The Li-Cycle case is just one in a string of flops.
Even the company’s own CEO expressed hesitation about applying for the loan—until the government urged him to do so anyway.
Jigar Shah, the man overseeing the DOE’s loan program, told him to “get your ass to Pittsburgh.”
That’s not due diligence; that’s desperation to meet political goals before leaving office.
And it’s not just Li-Cycle.
Sunnova Energy, which was promised $3 billion in taxpayer-backed loan guarantees, is teetering on bankruptcy.
Plug Power, another green energy darling approved for $1.6 billion, is laying off hundreds.
These are companies that can’t stand on their own, yet received massive support based on ideology, not business fundamentals.

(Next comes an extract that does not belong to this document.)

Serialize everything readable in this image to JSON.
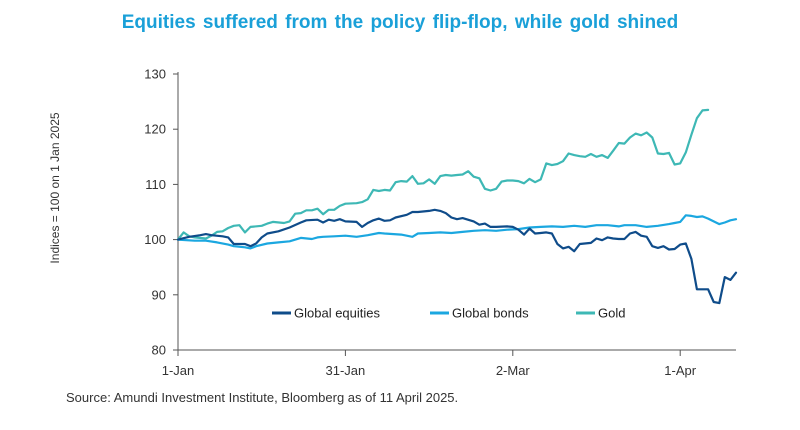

What we’re seeing is the fallout of the administration shoveling out cash to politically connected green startups, many of which were never viable in the first place.
There was little concern about performance, sustainability, or accountability—just a race to hand out money.
The DOE’s loan office is now under investigation for conflict-of-interest violations, and it’s not hard to see why.
When a loan program balloons from a modest office into a $400 billion behemoth almost overnight, oversight collapses.
The result? Waste, fraud, and taxpayer pain.
This isn’t about promoting clean energy responsibly—it’s about rewarding favored industries and donors with borrowed money.
And when it falls apart, the same bureaucrats walk away, while taxpayers are left footing the bill.
The Bottom Line:
Li-Cycle’s looming collapse adds to a growing list of green energy firms that have collapsed or are likely to falter.
The Biden administration’s rush to hand out loans before leaving office now looks like a financial and ethical mess.
As these companies struggle or fail, the consequences of politically motivated, poorly vetted spending are becoming clearer—and American taxpayers are paying the price.